Les faiblesses de L’Énigme Velázquez ne doivent cependant pas nous faire oublier son indiscutable intérêt. Avoir su trouver le juste équilibre entre l’accessibilité et l’exigence n’est pas la moindre de ses qualités. Et si, contrairement au Mystère Bosch qui donnait aussi la parole à des anonymes, les commentaires sont ici réservés aux spécialistes, ceux-ci ne tombent jamais dans la pédanterie. Ponctuant régulièrement le fil biographique que déroule en off la voix de Vincent Lindon, ces commentaires, glanés de Paris à New York, de Madrid à Venise, viennent nourrir notre connaissance de la vie de Velázquez, guider notre regard sur ses toiles les plus emblématiques. Plasticiens comme Julien Schnabel, restaurateurs comme Lucia Martinez Valverde, historiens de l’art comme Bernard Marcadé, commissaires d’exposition comme Guillaume Kientz, ce sont autant de regards croisés qui viennent tenter d’éclairer une oeuvre qui se dérobe. Mais le réalisateur ne s’arrête pas là : il convoque aussi, pour nous parler de Velázquez, le cinéma, la littérature, l’opéra, le théâtre. Et surtout, il donne à voir, dans leur extraordinaire variété, les tableaux de celui qui peignit aussi bien les rois et les puissants que les pauvres et les disgraciés, et qu’anima un souci constant de vérité. Quelques toiles sont analysées en détail, comme les célèbres Ménines dont Foucault a montré la subversion, ou les Fileuses véritable manifeste de la peinture. Se voient ainsi révélés son sens de la composition en même temps que son attention aux détails, son art de capter l’ombre et la lumière, son sens de la couleur, son utilisation du vide, du hors champ, sa façon d’inclure le spectateur dans le tableau, tandis que de très gros plans nous révèlent les traits de pinceau, l’épaisseur de la matière picturale…

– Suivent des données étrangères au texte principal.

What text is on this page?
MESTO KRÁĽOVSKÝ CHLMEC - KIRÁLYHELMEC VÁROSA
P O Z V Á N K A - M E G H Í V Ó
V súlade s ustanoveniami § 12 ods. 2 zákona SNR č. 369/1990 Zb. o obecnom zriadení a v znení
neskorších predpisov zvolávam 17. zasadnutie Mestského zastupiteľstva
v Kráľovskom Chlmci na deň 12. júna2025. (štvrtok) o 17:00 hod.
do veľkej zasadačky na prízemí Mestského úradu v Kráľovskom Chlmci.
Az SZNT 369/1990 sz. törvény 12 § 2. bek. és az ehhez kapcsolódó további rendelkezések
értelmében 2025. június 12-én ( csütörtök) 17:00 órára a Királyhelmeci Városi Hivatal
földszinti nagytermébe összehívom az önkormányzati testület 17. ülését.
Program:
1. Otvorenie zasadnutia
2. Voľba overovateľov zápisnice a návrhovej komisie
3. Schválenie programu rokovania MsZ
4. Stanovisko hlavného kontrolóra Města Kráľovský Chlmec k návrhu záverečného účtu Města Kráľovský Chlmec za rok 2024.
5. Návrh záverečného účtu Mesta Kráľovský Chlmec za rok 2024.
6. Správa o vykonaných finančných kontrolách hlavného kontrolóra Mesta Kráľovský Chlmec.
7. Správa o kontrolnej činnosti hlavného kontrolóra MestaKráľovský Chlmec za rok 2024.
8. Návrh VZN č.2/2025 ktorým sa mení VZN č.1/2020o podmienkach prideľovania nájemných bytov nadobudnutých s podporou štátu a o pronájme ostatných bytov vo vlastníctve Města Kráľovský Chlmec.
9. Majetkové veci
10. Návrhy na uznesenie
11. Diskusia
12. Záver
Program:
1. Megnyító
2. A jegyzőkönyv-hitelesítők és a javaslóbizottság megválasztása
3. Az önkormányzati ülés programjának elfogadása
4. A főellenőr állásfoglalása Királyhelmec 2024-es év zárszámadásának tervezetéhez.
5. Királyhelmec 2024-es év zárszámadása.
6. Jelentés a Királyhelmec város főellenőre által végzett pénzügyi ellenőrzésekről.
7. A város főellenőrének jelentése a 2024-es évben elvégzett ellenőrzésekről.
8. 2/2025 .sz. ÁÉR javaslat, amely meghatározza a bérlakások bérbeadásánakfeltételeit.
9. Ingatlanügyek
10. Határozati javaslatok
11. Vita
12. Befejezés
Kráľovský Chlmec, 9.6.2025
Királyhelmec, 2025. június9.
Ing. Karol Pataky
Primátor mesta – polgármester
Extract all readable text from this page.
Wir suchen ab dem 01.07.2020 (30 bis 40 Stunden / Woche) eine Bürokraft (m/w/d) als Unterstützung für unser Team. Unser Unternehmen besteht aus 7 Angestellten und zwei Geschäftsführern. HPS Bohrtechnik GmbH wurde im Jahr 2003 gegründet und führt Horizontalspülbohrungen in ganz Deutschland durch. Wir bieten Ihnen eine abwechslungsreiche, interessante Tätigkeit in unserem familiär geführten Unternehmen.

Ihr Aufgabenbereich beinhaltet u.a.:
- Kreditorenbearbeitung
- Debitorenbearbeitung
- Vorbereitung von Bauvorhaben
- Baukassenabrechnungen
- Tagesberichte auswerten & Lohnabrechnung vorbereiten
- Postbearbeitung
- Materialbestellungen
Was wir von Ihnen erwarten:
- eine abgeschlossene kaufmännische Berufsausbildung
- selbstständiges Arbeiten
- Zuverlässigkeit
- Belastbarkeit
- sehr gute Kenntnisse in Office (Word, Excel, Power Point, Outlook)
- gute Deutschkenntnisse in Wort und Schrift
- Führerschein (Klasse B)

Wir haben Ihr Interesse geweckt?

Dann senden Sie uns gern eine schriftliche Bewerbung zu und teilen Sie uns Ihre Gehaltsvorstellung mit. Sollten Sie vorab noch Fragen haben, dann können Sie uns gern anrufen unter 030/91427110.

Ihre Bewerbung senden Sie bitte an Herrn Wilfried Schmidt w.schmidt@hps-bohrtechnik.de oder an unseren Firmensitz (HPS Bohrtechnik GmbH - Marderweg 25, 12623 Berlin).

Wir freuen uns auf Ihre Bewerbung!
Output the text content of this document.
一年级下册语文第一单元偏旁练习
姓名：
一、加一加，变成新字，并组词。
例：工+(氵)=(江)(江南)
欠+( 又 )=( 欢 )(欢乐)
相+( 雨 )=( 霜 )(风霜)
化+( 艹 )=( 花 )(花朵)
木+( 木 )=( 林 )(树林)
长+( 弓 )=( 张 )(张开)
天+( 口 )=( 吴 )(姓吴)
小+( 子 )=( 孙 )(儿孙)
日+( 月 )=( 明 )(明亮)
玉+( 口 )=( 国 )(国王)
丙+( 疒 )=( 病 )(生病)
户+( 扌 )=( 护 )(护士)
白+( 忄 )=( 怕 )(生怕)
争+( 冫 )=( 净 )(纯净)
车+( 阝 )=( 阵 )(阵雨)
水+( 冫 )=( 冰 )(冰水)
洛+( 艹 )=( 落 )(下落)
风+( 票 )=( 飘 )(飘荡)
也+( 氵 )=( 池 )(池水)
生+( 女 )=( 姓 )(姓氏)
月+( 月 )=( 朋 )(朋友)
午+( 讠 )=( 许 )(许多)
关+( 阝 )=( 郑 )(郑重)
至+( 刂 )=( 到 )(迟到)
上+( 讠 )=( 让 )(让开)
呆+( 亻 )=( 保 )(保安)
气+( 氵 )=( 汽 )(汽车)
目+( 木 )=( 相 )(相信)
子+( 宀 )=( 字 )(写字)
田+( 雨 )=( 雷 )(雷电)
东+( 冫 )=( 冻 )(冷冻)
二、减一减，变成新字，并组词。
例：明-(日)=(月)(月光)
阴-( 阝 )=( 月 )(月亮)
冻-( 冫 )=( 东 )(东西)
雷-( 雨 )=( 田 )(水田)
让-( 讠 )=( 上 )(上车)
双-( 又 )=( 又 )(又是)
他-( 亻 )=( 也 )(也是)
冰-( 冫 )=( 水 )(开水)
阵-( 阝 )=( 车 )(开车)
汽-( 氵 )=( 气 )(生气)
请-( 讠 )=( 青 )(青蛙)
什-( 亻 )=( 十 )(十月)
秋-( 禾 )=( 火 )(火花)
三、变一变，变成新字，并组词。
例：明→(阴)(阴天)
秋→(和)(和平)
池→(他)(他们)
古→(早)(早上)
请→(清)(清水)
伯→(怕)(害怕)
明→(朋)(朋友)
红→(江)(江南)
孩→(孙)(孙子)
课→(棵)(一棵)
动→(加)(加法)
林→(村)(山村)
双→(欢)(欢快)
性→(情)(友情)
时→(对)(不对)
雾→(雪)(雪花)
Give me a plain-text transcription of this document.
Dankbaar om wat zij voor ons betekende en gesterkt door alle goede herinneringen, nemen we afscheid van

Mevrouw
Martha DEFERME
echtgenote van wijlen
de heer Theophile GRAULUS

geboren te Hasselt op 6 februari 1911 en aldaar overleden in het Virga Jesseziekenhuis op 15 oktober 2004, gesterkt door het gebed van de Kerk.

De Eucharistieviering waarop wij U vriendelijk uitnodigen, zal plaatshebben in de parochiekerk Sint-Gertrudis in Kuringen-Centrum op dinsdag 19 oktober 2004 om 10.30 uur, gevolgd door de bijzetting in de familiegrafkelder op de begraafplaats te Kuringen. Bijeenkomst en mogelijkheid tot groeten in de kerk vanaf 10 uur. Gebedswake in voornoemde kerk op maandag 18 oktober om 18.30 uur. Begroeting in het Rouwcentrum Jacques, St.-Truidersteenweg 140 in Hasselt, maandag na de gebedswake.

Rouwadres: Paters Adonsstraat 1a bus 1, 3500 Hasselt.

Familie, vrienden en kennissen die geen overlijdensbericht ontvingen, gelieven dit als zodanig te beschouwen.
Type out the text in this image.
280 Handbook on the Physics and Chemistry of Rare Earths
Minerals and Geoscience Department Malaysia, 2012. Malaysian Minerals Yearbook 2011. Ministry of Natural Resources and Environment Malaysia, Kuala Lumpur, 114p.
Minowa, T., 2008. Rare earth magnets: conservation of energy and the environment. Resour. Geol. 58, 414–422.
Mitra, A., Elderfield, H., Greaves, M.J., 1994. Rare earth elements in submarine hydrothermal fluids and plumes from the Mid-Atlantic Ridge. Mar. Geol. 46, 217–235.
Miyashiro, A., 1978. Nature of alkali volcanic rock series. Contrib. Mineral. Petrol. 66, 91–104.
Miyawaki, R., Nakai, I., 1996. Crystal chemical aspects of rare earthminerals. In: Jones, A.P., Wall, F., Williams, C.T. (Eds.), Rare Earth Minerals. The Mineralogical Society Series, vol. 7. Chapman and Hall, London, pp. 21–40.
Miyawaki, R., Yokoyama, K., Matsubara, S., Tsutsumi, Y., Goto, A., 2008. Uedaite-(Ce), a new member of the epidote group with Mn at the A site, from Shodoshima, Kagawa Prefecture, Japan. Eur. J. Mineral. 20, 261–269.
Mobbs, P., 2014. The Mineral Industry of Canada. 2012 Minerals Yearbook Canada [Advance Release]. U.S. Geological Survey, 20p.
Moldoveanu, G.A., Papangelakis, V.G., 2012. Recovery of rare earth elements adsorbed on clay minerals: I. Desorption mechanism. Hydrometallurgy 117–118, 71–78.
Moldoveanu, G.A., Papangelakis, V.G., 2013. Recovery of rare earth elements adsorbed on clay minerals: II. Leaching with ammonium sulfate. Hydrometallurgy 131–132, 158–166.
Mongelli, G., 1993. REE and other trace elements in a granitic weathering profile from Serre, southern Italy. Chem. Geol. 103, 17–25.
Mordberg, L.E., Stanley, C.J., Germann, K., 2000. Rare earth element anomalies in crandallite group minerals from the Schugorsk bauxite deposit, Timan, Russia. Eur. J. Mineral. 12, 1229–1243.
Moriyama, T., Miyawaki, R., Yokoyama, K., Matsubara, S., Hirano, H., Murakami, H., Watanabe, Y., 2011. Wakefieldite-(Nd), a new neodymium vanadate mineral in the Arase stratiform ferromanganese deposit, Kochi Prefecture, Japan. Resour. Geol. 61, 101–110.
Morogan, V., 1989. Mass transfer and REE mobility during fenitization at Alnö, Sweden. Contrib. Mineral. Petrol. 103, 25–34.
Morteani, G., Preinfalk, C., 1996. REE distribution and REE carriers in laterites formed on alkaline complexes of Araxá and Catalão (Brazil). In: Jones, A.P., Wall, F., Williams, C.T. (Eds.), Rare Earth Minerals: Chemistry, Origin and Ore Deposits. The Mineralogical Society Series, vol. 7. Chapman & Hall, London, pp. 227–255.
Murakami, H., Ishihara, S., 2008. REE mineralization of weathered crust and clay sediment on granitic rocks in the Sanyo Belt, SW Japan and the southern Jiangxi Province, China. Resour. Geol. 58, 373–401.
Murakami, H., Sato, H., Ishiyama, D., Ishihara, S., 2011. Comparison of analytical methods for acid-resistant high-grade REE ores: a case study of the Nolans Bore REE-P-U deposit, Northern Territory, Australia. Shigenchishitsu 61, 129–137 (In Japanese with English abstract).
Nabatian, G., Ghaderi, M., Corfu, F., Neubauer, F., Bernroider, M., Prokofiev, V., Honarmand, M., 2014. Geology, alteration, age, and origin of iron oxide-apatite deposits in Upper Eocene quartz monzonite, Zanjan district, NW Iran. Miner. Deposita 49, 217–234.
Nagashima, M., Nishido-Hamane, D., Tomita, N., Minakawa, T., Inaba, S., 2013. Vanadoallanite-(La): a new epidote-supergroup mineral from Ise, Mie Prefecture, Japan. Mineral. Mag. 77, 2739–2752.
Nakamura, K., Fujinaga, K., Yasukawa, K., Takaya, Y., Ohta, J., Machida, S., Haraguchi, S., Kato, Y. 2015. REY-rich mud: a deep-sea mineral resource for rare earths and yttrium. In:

Vivacité de l’héritage de Velázquez : un des objectifs essentiels du documentaire est de montrer les oeuvres qu’il a suscitées et suscite encore de la part d’artistes contemporains mal connus comme Cristobal Del Puey, mais aussi des plus grands peintres de la seconde moitié du XXe siècle comme Picasso qui consacra toute une série aux Ménines ou Bacon, à qui le portrait d’Innocent X inspira une cinquantaine de toiles. À travers Velázquez, c’est tout un pan de l’histoire de l’art que raconte le film, montrant l’extraordinaire modernité de cet artiste fasciné par les miroirs, le premier à s’interroger avec autant d’acuité sur les pouvoirs du regard, sur l’ambiguïté de la place du peintre et du spectateur dans la représentation.